One of the characters in the play is based on McMullin and bears her name — Gert. She moved to Atlanta when the administration of the quilt under the NAMES Project, moved to the city in 2000, because of the disproportionate impact of the disease on Black people. The project recently returned to San Francisco. The Gert character is friends with the son, Chris, portrayed by Hecke. Chris is from Atlanta but living and coming out in San Francisco. He corresponds with his mother, Deborah, who still lives in Buckhead. But the relationship quickly becomes fraught.
McMullin said the Chris character is inspired by a real-life, early member of the quilt project who was from Georgia. After the man came out to his parents, they disowned him in a letter, McMullin said.
“He gave me the letter, and it was really odd when he gave it to me,” McMullin said. “I put it with all the other letters I had. His family didn’t want to talk about him being gay.”

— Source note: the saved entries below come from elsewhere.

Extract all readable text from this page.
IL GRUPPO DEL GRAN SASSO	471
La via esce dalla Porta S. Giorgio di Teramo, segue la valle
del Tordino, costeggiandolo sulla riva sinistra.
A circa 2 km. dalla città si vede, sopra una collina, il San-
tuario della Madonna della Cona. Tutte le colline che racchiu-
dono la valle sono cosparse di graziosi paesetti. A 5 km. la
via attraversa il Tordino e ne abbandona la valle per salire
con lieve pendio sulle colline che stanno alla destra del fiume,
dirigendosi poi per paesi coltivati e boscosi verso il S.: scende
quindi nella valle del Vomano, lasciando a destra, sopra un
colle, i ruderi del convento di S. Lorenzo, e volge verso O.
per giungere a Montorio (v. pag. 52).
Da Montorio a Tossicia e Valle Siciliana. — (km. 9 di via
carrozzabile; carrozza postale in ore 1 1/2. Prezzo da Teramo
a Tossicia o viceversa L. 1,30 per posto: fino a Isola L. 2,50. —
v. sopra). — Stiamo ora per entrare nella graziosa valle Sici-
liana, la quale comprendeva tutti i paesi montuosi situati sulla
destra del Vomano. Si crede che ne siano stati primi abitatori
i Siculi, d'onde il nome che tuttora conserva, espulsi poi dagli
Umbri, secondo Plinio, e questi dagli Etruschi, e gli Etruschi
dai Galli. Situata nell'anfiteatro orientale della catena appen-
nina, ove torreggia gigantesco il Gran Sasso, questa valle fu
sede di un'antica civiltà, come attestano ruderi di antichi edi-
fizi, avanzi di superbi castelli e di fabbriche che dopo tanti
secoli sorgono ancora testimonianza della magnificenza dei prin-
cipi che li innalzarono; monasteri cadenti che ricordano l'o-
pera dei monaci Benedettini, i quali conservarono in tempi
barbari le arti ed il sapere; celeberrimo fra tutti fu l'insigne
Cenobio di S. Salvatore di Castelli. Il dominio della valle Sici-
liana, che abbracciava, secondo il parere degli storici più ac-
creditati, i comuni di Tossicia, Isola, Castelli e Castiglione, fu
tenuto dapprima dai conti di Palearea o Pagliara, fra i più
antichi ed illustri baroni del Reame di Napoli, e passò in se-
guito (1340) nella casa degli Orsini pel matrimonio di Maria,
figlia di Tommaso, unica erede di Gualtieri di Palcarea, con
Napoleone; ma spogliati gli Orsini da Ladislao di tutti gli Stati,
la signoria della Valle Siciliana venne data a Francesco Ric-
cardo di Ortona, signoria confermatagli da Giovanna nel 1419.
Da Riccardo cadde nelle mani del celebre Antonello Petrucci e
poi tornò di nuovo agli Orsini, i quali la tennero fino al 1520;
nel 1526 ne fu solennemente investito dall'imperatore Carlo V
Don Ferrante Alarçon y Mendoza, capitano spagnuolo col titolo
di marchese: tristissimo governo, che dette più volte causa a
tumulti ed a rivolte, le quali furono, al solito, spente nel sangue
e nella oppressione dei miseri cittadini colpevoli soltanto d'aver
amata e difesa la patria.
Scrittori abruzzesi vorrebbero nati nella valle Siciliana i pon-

Credit: National AIDS Memorial
Credit: National AIDS Memorial
Themes of faith and shame are strong threads in the play, particularly between the characters Timothy and his mother Myrtle. They are Black and from rural North Carolina, though the Timothy character has moved to Atlanta is working for the Carter Center. He is out. Myrtle is a deeply religious woman who constantly quotes Bible verses to her son and wants him to repent what she views as the “sin” of being gay.
Burrell, who portrays, Myrtle, remembers the first friend of hers who developed AIDS. He was a makeup artist and hairstylist for a cabaret show, and Burrell performed with her sister, Debye, in New York City in the early 1980s.
“He had this unexplainable fever, and he’d go to the hospital, but they couldn’t figure out what was wrong,” Burrell said. “He would sign himself out of the hospital and come do our hair and makeup then sign himself back in after he did our shows.”
Burrell said he battled for about five years before he passed away. The memory still feels fresh.
“The play feels so present with me because he was the person I had the most contact with,” Burrell said. “I was there in his hospital room. I would crawl into his bed, and we’d hug and talk nonsense and tell stories.”
After his death, Burrell found herself attending many memorial services.
“I went to memorial services, and I realized I kind of knew about their lives but not all the details,” Burrell said. “Through brothers and sisters, cousins, classmates telling these stories, they became three-dimensional. You came to know who they fully were.”
“Love, M.” makes the plea not to wait until it’s too late to get to know the truth of a person’s life and to show them acceptance.
“If you are a conscious human being, these things challenge you to be kind,” Burrell said.
VIRTUAL THEATER EVENT
“Love, M.”
7 p.m., Dec. 1, horizontheatre.com/love-m
Viewers can attend a post-show community conversation following the premiere. The event is in partnership with rolling out Health IQfeaturing actor Lamman Rucker; Daniel Black, professor of African American Studies at Clark Atlanta University; psychologist Shalonda Crawford; and Daniel Driffin, HIV/AIDS activist and co-founder of THRIVE SS and chair emeritus of The Young Black Gay Men’s Leadership Initiative (YBGLI).